Even within a regime as avowedly crackpot as that which has held power in North Korea – and even allowing for Kim Jong Nam's presumably incomplete version of events – it's unnerving to think that the mere expression of a critical view was enough to end the prohibitive favourite's chances at the top job. More disturbing still is the implication it carries about the man who did take charge: either too stupid or too craven or too desperate for power to say anything except for what his father wanted to hear.

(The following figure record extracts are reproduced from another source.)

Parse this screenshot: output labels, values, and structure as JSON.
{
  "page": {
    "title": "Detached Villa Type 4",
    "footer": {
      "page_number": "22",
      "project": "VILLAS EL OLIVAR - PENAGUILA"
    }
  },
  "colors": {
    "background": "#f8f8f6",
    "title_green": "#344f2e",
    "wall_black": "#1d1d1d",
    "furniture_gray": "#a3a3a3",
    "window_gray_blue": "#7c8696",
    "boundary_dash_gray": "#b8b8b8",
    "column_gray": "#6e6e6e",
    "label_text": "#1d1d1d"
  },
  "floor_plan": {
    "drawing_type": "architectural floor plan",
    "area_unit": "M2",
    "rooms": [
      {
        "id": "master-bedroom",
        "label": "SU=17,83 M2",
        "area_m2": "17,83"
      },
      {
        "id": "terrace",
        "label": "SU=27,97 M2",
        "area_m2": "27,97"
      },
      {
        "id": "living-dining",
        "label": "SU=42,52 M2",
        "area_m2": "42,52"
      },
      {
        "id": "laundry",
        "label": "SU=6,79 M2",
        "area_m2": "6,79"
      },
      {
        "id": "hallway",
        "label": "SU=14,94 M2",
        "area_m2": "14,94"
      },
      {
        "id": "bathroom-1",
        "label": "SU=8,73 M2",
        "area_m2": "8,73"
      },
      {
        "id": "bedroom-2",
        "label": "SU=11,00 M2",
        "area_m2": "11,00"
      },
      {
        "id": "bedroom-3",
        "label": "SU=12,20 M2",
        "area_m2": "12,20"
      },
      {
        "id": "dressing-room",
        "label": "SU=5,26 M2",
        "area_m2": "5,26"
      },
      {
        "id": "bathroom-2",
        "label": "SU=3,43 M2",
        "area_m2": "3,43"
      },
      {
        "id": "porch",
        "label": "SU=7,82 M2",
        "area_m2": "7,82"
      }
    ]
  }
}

I suppose, even if it's true that the authority he's gained is only superficial, his fellow dictators would understand intuitively. They get that it's better to have a whole share of almost nothing than a fraction of something worthwhile. The rest of us probably prefer Kim Jong Nam. He may have packed his son off to boarding school in Bosnia, and his drinking habits may have given him gout. But at least he had the nerve to tell his father he was wrong – even though it cost him a tiny world.